Justin Calabrese builds bridges for a living. He connects two communities that are both trying to make sense of the world, that would benefit from the ideas of the other, but that frequently don’t speak the same language.
These two communities are the fields of field ecology and theoretical ecology.
Thousands of ecologists labor in the fields every day, collecting meticulous data on everything from acorn reproduction to whale communication. Similarly, mathematicians and statisticians work to create models to explain natural phenomena. The problem is that the two don’t compare notes often enough, which means that ecologists are often left with theoretical models that don’t fit their data very well.
Calabrese is a quantitative ecologist. That means that he has an inside working knowledge of both communities: he’s worked as a field ecologist and as a theoretician. He melds both sets of skills to help create a completely new, useful, understanding of natural systems. He works with ecologists and conservation biologists to connect their data to theoretical models using custom-designed statistics. Once this bridge is built, the models can be used to help answer important ecological questions, and the data can show where current models are deficient and could be improved.
This is a unique and important skill. Because field ecologists haven’t historically talked much to the theoreticians—or vice versa—the models don’t often reflect biological reality. According to Calabrese, “Theory divorced from data can often go in a silly and useless direction. You need to build the biology into models.”

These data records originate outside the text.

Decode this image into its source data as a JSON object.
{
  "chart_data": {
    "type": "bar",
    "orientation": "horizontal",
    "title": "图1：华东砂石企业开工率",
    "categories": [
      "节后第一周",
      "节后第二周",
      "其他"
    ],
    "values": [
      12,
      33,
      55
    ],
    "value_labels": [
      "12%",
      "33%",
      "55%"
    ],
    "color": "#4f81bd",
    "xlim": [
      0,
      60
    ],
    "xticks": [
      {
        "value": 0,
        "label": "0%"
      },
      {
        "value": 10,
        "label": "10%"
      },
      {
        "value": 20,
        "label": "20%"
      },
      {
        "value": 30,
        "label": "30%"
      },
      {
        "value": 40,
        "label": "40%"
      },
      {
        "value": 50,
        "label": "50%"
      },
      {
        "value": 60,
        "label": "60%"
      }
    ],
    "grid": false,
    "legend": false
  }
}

For example, he’s working with wildlife ecologist Bill McShea on acorns. Most people don’t spend a lot of time worrying about acorn production (called masting), how many acorns there are in the forest at any given time, or why, but the number of acorns in the woods actually drives much of the forest ecosystem. And it’s a system that scientists don’t know much about, despite years of research. Some years there are a ton of acorns, and some years there aren’t many at all, and scientists have yet to come up with a generally accepted explanation for the observed patterns.
“Acorn production isn’t linear,” Calabrese explains, meaning that it’s not simply proportional to factors such as rain or sunny days. “With non-linear systems, you can’t figure out what’s driving the system just by working it out in your head. That’s when you need a model. The human brain is really terrible at dealing with non-linearity; we just don’t have any intuition for that.”
Melding real-life data with theoretical models means that the models may eventually be able to offer reliable predictions for the future of a complex and seemingly inscrutable system. “I try to forge a connection between the theoretical and empirical sides. My strategy is to find a way to connect the data to the models that give you quantitative predictions. When you can do that, you can start to get at which among a set of competing explanations is most consistent with the real system.”
Calabrese’s diverse background means he can work on almost any ecosystem and almost any species. He collaborates with experts on particular systems to modify and enhance existing models to accommodate the important details of the study system. If appropriate models don’t exist, then he builds them himself. This ability and insight means that Calabrese, who just joined SCBI in July 2010, works on a variety of SCBI research projects. In addition to worrying about acorns, he is also working on a study with SCBI scientist Peter Leimgruber to see if they can understand more about large-scale animal migrations based on individual animal interactions and with SCBI scientist Brian Gratwicke to prioritize rescue operations to combat the amphibian population crisis.
“I’m more of a generalist than a lot of folks here. There are a lot of people around here who have very deep expertise on certain biological systems, and who have done field work for a long time,” Calabrese explains. “To me, this is an ideal situation and a key reason why I came to SCBI. It’s fantastic to be able to collaborate with SCBI scientists on a wide range of important conservation problems, and to combine their systems expertise with my analytical expertise.”